Fotos davon zeigt Ihre Majestät im WhatsApp-Status. Schön. Ihre durchlauchte Knoblaucht hat neue Teppiche gekauft, schlussfolgerts bei mir. Dann lese ich Kunstausstellung steht dabei. Lustige Muster in klaren Farben gehalten. Rot, gelb, weiss, grün, blau, hellblau, rosa die ganze Palette. Eigentlich wie die Markierung der Formel-1-Reifen. Das ist eminent wichtig, Ihre Eminenz. Die Farbe kennzeichnet die Gummi-Mischung, hart oder weich, harte Pneus halten länger, weiche sind schneller. Mindesten einmal musst Reifen wechseln. Mindestens zwei verschiedene Mischungen musst im Rennen fahren. Das ist wichtig für Strategie und Taktik, sonst wirst kein Weltmeister nicht.

Was nun die Farben der Bilder, die aussehen wie Teppiche, strategisch bei Sophie bewirken, wird meinesgleichen niemals geistig greifen können. Nur soviel ist klar, Weltmeister wird auch mit bester Taktik Sophie Taeuber-Arp im Leben nie.
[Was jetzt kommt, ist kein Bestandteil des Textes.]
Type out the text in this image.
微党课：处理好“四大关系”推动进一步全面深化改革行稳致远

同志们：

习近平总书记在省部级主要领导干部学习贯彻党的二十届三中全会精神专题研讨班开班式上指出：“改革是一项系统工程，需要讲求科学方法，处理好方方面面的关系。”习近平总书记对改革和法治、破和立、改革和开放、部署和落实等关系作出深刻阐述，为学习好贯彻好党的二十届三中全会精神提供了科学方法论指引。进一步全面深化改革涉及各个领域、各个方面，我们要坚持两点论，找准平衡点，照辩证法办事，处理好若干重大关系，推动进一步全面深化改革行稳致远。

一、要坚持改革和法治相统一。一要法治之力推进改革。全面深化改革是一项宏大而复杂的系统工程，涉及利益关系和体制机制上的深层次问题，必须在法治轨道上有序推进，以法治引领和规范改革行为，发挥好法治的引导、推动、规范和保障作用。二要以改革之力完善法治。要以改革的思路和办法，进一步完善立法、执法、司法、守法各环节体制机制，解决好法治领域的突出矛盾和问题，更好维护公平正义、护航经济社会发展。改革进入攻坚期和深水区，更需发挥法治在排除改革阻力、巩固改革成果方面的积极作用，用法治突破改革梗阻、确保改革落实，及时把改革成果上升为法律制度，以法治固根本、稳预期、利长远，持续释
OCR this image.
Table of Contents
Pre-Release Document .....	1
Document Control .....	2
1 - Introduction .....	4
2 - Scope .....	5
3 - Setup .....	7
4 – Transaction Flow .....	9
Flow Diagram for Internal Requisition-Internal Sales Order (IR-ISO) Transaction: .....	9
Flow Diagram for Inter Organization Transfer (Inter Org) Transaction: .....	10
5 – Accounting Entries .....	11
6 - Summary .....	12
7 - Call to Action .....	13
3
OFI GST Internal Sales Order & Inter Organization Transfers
Übrigens aus strategischen Gründen können die Schneeschuhtrainingstage nicht breit herum ausgeschrieben werden. Tolle Sache, tolle Teilnehmer, beschränkte Plätze, schnell ausgebucht, letztjährige haben Vorrang. Fehlende Chancen bei dieser Strategie kannst mit kluger Taktik nachhaltig beeinflussen. Gibst mir ein paar Biere aus. Taktisch spielt deren Farbe weniger die Rolle, auf die Menge kommts an. Je Menge desto Chancen, meine Strategie zu überlisten und schon kannst nächstes Jahr mitkommen.
In diesem Sinne: Après-Skischuh-Heil!